Alina von Davier, ACTNext, Inc.
Miss Marple’s Search for Truth in Big Data: On Design, Causal Inference and Computational Psychometrics
Advances in technology have led to a redesign of the educational experience, from testing to learning, from academic to holistic evaluations. Most of these experiences are in virtual settings or in technology-enhanced real environments that allow for an unprecedented amount of fine-grained data collection and for a merge of various data sources that together have the potential to improve the quality of measurement and of diagnostic and recommendations capabilities. The bounty of big data comes with the realization that not all of it is good data and that extracting signal requires a detective mind that can sift through data patterns, design considerations and computational approaches. In this presentation I will share my experience with computational psychometrics, going back to basics, and address the relevance of causal inference in big data.

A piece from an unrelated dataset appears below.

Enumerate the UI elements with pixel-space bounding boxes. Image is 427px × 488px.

Michel Wedel, University of Maryland
Psychometric Analysis of Eye Movements during Search and Choice
In this presentation I provide an overview of eye movement research for search and choice processes, and provide a framework that helps psychometricians collect and analyze eye movement data. I discuss the multiple cognitive processes underlying the eye movements people make during visual search and choice behavior, briefly mention the design of eye tracking studies, and outline which relevant eye movement measures can be collected through modern eye tracking equipment. Then, I describe integrative Bayesian models of search and choice that represent the underlying cognitive processes based on eye movement data. I conclude with some directions for future research.
Bin Yu, Departments of Statistics and EECS, UC Berkeley
Veridical Data Science
Building and expanding on principles of statistics, machine learning, and the sciences, we propose the predictability, computability, and stability (PCS) framework for veridical data science. Our framework is comprised of both a workflow and documentation and aims to provide responsible, reliable, reproducible, and transparent results across the entire data science life cycle. The PCS workflow uses predictability as a reality check and considers the importance of computation in data collection/storage and algorithm design. It augments predictability and computability with an overarching stability principle for the data science life cycle. Stability expands on statistical uncertainty considerations to assess how human judgment calls impact data results through data and model/algorithm perturbations. We develop inference procedures that build on PCS, namely PCS perturbation intervals and PCS hypothesis testing, to investigate the stability of data results relative to problem formulation, data cleaning, modeling decisions, and interpretations. Moreover, we propose PCS documentation based on R Markdown or Jupyter Notebook, with publicly available, reproducible codes and narratives to back up human choices made throughout an analysis. The PCS framework will be illustrated through examples in social science and a case study from neuroscience for movie reconstruction using brain signals.